Bien-être 2.0 : quand les Zoomers réinventent la santé au risque de l'auto-expérimentation
Le marché mondial des compléments alimentaires, estimé à 211,68 milliards de dollars en 2025, doit son essor fulgurant à une génération qui ne jure que par la gestion de son cortisol et la quête de longévité. Aux États-Unis, les Zoomers et les millennials, bien que représentant à peine 36 % de la population adulte, génèrent plus de 41 % des dépenses dans ce secteur. Cette frénésie pour les poudres de magnésium, les peptides et autres adaptogènes traduit une anxiété existentielle propre à notre époque : celle de vouloir contrôler chaque variable biologique pour optimiser ses performances quotidiennes. En Europe, la tendance se décline avec des spécificités locales. En Allemagne, une étude de l’Université technique de Munich vient de révéler que la bière sans alcool contient jusqu’à 27 % des apports journaliers recommandés en vitamine B6, essentielle au cerveau et au système immunitaire. De quoi réjouir les amateurs de houblon qui voient dans cette découverte une caution scientifique à leur habitude. Pourtant, ce mouvement vers une santé « quantifiée » comporte des zones d’ombre, notamment la vente illégale de peptides aux États-Unis, où une « club » clandestin à San Francisco affiche déjà 300 personnes sur liste d’attente, avec la bénédiction implicite du secrétaire à la Santé Robert F. Kennedy Jr. L’Agence américaine des médicaments s’apprête d’ailleurs à assouplir les restrictions pour une douzaine de ces substances, suscitant l’inquiétude des autorités sanitaires canadiennes et belges, qui craignent un effet de contagion réglementaire.

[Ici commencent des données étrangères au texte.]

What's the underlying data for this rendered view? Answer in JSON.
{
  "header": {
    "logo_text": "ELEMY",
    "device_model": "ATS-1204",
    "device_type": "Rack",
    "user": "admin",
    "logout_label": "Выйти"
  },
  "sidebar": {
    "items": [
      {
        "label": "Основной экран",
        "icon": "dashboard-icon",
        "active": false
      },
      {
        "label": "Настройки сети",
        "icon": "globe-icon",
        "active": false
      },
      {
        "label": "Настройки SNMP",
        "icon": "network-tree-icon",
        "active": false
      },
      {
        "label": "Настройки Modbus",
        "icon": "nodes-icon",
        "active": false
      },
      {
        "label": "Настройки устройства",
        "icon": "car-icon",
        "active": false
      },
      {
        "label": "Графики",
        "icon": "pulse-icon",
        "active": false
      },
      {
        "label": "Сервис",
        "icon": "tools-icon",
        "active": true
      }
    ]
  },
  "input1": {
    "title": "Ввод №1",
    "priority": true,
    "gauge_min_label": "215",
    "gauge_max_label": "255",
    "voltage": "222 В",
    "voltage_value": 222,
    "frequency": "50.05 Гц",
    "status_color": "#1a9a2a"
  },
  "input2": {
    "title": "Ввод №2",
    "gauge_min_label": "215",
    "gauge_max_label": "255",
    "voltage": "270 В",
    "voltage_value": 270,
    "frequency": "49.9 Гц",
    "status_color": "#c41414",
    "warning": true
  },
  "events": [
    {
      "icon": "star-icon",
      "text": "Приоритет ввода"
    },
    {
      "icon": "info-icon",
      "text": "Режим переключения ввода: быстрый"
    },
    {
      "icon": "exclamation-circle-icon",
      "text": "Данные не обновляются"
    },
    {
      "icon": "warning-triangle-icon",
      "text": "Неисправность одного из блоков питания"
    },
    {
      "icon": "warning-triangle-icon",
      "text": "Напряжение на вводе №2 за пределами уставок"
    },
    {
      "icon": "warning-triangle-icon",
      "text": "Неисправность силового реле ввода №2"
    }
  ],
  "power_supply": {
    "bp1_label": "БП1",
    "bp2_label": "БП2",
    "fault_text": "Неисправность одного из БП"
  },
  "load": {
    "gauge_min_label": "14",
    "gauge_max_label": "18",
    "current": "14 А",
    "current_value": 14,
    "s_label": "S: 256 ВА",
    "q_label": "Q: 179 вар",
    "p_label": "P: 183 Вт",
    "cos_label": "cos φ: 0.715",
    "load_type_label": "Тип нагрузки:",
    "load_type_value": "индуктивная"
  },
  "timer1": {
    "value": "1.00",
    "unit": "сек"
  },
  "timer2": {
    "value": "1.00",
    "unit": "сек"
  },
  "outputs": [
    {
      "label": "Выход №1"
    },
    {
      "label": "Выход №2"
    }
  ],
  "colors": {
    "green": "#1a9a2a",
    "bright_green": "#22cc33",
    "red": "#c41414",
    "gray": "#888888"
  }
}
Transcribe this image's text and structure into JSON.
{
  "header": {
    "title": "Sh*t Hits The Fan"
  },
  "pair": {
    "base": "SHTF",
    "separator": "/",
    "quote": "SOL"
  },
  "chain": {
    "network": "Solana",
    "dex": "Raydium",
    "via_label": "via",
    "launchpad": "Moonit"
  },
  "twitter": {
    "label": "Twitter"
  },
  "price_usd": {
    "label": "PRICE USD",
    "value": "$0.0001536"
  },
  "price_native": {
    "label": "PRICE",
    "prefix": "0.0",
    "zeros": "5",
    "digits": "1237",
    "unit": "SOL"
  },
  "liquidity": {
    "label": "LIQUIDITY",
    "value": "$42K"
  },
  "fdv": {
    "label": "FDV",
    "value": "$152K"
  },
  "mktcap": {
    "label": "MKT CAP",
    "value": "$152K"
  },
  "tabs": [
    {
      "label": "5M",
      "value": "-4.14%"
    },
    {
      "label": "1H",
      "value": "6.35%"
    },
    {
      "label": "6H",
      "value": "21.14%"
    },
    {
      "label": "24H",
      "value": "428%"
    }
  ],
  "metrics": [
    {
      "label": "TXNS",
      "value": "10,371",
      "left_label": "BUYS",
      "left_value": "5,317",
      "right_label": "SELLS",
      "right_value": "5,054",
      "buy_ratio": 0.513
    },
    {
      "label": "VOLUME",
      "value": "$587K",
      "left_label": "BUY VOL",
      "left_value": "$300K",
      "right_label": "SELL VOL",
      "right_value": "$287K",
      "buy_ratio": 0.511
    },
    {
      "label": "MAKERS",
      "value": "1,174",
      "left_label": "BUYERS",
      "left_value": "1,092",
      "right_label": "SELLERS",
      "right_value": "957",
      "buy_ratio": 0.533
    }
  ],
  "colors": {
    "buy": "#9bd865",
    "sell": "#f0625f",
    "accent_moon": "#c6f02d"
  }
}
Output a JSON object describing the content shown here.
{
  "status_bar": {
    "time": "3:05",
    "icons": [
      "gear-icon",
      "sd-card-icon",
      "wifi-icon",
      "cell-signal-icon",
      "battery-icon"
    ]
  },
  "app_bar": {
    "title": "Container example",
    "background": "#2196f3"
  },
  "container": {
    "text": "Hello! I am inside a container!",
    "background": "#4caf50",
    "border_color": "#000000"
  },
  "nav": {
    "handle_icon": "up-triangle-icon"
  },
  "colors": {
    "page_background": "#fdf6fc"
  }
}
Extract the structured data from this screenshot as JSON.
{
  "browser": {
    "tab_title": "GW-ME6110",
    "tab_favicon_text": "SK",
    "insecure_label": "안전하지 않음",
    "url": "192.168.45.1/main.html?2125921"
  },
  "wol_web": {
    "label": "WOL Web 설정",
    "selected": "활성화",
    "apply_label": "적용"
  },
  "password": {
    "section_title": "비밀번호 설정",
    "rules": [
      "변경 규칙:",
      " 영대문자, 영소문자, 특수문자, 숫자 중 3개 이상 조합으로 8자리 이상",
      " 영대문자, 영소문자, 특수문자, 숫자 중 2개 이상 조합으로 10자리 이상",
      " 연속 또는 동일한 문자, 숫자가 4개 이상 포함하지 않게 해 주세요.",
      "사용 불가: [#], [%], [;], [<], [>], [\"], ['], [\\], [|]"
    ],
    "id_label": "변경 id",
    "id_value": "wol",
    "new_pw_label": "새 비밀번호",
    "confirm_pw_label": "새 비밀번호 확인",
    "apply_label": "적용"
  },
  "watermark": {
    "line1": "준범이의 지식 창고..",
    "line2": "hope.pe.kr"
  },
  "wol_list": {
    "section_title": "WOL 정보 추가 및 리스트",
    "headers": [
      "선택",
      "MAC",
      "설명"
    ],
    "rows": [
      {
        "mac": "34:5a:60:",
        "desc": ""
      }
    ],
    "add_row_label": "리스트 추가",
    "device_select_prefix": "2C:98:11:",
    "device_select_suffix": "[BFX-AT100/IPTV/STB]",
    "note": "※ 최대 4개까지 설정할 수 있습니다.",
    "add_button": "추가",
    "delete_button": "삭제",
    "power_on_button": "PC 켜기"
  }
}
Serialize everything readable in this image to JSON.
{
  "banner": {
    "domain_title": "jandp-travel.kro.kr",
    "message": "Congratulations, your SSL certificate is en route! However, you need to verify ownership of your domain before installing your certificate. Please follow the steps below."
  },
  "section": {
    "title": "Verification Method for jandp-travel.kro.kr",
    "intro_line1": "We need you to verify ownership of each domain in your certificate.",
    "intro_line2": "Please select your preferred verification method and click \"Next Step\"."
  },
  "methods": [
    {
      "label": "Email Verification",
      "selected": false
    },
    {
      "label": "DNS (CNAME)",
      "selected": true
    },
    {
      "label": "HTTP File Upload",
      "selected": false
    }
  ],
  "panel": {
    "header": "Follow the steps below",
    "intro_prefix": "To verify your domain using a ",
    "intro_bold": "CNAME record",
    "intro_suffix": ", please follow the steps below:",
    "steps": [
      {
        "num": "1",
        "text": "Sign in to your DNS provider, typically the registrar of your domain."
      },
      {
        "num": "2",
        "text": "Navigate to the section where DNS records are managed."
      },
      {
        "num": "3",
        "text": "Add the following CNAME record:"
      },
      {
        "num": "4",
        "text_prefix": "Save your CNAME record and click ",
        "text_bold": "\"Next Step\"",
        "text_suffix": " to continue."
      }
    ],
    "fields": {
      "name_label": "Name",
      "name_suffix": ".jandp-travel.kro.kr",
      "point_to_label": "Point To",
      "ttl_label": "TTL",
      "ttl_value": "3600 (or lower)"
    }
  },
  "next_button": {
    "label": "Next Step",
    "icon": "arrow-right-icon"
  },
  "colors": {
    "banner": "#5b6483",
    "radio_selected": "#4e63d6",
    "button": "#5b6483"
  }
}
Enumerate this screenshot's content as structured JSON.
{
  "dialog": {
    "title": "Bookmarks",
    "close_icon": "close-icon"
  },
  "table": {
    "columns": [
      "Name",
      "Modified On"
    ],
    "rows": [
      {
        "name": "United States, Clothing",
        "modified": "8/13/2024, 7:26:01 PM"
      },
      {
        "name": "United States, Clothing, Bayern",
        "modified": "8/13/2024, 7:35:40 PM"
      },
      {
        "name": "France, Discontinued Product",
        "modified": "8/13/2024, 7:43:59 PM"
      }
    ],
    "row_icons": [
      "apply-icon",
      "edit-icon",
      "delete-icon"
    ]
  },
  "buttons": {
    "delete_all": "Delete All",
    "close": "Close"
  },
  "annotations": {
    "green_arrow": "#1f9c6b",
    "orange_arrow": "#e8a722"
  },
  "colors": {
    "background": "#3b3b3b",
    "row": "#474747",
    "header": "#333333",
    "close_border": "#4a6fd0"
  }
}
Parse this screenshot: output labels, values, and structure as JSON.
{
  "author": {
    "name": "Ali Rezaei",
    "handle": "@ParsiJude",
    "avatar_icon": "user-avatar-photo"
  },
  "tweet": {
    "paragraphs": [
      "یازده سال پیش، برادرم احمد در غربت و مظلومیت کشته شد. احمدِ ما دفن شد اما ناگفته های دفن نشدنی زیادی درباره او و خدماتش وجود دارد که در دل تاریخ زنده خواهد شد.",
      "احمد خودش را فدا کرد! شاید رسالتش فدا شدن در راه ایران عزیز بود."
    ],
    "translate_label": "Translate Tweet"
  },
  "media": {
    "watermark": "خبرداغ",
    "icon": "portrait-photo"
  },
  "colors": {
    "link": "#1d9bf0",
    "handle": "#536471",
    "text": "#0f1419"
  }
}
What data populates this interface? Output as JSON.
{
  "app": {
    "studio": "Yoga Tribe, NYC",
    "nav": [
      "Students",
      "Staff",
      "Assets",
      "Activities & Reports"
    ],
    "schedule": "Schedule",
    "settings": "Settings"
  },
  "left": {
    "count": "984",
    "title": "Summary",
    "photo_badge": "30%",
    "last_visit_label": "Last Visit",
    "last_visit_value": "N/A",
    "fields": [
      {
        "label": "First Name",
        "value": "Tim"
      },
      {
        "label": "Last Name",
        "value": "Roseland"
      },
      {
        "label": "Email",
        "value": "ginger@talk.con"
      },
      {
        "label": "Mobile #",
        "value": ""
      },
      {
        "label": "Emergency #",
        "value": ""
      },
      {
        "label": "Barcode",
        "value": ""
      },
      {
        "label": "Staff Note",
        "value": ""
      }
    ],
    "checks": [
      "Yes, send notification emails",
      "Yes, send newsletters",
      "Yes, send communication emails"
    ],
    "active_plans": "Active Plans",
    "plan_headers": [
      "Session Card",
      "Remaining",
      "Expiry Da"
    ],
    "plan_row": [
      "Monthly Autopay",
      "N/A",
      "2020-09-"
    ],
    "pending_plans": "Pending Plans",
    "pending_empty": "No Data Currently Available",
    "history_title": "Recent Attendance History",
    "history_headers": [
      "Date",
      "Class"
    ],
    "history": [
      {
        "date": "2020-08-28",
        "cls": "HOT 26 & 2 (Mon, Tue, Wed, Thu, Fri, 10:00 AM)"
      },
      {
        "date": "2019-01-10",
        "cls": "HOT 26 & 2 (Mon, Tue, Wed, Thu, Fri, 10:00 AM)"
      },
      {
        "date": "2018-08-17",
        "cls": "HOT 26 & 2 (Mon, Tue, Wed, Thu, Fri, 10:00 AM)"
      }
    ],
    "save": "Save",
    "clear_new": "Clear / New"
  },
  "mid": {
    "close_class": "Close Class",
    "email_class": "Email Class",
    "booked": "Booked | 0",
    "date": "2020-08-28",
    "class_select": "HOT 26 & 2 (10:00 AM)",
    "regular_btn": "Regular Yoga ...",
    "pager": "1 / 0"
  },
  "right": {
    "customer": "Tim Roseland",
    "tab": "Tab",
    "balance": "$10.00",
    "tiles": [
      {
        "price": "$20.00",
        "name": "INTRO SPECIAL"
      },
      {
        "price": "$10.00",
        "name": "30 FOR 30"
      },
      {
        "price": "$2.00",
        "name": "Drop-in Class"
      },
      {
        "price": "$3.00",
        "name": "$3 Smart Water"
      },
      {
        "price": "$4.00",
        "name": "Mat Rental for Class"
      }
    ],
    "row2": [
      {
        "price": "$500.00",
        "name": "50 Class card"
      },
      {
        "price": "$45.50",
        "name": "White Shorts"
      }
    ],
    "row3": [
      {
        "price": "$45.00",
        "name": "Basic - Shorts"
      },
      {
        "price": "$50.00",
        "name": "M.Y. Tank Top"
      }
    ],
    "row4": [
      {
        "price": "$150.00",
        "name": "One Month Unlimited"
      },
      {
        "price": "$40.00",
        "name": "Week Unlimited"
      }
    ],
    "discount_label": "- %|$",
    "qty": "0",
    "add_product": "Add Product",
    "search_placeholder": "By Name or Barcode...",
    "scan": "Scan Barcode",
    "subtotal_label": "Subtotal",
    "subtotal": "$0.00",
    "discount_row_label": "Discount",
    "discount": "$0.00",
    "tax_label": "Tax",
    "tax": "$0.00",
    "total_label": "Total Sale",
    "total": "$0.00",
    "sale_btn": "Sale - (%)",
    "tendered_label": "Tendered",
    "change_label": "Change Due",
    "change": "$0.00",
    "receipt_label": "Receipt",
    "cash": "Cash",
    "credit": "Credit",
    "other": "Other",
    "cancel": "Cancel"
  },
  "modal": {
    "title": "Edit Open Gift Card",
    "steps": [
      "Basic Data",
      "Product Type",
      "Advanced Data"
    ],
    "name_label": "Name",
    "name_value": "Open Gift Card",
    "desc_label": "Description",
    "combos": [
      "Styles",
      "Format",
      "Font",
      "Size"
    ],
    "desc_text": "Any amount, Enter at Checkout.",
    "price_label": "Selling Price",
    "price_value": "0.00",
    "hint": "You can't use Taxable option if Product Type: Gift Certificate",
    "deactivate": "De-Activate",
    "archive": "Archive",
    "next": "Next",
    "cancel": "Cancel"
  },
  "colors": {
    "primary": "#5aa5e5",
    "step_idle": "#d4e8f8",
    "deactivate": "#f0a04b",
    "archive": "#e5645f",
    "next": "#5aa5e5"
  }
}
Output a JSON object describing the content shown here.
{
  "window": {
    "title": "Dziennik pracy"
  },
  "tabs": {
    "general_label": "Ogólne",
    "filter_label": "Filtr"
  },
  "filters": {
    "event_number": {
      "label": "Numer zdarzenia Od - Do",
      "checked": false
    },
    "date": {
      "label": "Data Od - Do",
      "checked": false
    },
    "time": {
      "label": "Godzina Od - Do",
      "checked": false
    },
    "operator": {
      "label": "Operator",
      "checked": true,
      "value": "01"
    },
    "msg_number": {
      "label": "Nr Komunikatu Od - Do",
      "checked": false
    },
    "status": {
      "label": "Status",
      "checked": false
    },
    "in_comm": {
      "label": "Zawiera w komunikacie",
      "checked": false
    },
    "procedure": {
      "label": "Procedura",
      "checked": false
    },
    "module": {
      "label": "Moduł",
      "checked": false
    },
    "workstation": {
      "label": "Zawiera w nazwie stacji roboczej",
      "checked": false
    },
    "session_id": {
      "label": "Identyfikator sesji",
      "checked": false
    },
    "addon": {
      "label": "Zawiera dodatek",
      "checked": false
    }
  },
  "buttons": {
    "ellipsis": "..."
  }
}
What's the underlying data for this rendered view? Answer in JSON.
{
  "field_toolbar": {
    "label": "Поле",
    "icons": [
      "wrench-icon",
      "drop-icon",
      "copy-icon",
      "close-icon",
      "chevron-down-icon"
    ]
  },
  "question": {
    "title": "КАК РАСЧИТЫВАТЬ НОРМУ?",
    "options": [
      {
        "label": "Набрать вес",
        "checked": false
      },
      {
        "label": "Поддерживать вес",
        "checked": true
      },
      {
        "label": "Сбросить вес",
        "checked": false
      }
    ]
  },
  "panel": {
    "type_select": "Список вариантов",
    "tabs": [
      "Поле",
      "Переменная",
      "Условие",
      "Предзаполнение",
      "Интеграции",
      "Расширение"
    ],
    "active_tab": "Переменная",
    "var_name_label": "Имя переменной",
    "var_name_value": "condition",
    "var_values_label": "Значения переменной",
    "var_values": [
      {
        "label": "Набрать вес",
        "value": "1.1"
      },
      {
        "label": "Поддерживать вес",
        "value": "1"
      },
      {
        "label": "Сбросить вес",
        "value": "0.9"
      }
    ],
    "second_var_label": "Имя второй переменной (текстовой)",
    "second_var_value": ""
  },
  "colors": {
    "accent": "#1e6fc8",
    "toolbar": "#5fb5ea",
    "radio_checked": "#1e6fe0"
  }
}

Parallèlement, les rythmes biologiques naturels sont redécouverts à l’aune de ces nouvelles obsessions. Des chercheurs irlandais de l’UCC ont montré que le café, y compris décaféiné, agit sur l’axe intestin-cerveau pour réduire l’anxiété, tandis que les urologues allemands rappellent que le taux de testostérone masculin suit un cycle circadien, avec un pic matinal et un creux vespéral. La nuit, ce sont les variations hormonales féminines – notamment une baisse d’œstrogènes – qui expliqueraient les sueurs nocturnes, aggravées par le stress chronique, selon une diététicienne interrogée par le HuffPost. Ces découvertes, souvent relayées par des influenceurs bien-être, trouvent un écho particulier dans les pays francophones d’Afrique où la médecine traditionnelle rencontre ces nouvelles pratiques. Au Maroc et au Sénégal, les jeunes urbains combinent désormais phytothérapie et compléments importés.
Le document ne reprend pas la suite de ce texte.